I was able to take this into courtrooms and government buildings. I didn't do any recording there but, I think it's only a matter of time before there is a stink over something like this.
Posted by Mr. Farlops | June 1, 2005 10:11 AM
Posted on June 1, 2005 10:11
Perhaps if we made them more inconspicious? Right now it looks like these things are still pretty obvious and bulky even for the police and military.
Obviously there are going to be serious legal battles for personal use of this stuff.
For example, I have a thumbdrive wristwatch that can act as a digital audio recorder and can store several hours of low quality audio. I could serreptiously start recording conversations. A little indicator light goes on but that's easily covered by thin fabric.
I was able to take this into courtrooms and government buildings. I didn't do any recording there but, I think it's only a matter of time before there is a stink over something like this.
Posted by Mr. Farlops | June 1, 2005 10:12 AM
Posted on June 1, 2005 10:12
James is dead on in his analyis of where this leads.
The key here is that the drive indiscriminately records EVERYTHING as it takes place. The user decides what to keep AFTER something interesting or important transpires.
This is pretty different from anticipating something and whipping out ye olde camcorder. The only real hangup here appears to be battery life. As it stands with camcorders, that is a pretty significant limiting factor.
Posted by Eric Eckl | June 1, 2005 6:30 PM
Posted on June 1, 2005 18:30
my medicare audit sucks: every patient interaction needs to be copied, and then taken back to the main office.
I have subscribed to the medicare news letter and it seems I am doing things that I can bill for, but need proper documentation: ie smoking cessation in the setting of amputation. It takes time to get them old fools to stop smoking!
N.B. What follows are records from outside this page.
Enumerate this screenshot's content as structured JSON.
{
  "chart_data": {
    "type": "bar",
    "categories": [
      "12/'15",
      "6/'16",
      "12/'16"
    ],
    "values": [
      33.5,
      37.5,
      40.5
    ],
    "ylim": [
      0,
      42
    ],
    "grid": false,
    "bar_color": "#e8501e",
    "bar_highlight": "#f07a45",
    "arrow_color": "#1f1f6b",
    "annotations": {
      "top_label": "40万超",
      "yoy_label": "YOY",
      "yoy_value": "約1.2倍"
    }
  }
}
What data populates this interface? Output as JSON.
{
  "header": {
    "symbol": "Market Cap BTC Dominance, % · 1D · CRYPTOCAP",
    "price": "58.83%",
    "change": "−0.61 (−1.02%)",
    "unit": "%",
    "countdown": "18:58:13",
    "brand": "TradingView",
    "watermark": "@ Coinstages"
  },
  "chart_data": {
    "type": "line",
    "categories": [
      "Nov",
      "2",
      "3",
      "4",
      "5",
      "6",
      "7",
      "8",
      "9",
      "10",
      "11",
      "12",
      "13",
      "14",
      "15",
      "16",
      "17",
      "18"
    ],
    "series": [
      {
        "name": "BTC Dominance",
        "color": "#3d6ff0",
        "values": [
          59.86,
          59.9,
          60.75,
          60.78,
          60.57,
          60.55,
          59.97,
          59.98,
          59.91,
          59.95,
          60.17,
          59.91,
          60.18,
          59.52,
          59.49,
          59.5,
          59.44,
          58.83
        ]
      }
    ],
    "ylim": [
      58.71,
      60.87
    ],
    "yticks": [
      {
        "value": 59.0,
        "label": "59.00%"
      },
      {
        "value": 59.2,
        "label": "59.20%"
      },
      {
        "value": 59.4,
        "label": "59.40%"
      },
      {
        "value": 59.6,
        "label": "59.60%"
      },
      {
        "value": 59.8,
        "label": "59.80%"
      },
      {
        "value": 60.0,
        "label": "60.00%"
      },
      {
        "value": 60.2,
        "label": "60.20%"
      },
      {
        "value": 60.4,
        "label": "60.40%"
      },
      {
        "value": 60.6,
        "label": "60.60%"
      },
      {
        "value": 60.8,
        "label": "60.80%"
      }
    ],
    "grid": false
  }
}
If i could only use this system to say to medicare: look at the crap I deal with, now tell
me, what is this worth in terms of reimbusment: unfortuantely, even if I configured my dictation service to send the text of my history and physicals to my gmail site, the information from medicare on billing information has to go through a couple of viral loops of on line aggreements, so the text is not freely available to google search the relevant codes to get payed for what I am doing.
So even if I configured one of the above recorders to the linux nokia 770: learned python and linux, came up with a program that makes the medicare audit process transparent (and more accessible to others including the patient), and easier for me, and let the patient watch me with big brother, I say to my self, the hell with open source, I going to a patent lawyer and I am getting out of this mess.
So as the online debate rages about if we can copy starwars or not, the reality of government auditing more and more persons is requiring making the coping process easier: so hence guess what!
The law will make it easier to copy and to copy more stuff cause it is embedded in the technology and is the trend in centralization to take advantage of the trend to subvert the peer to peer decentralized process.
So persons who use this technology will have no choice to use this system as the world becomes so wired, and government encourages the participatory panoptican.
The government has always audited and self audited itself: so as battlefields become audited via wearable computer such as the one this article suggests, so will other industries become audited that are run by the government: with healthcare being 11-25 of the gnp, just think of how much more social surveillance will evolve from this end.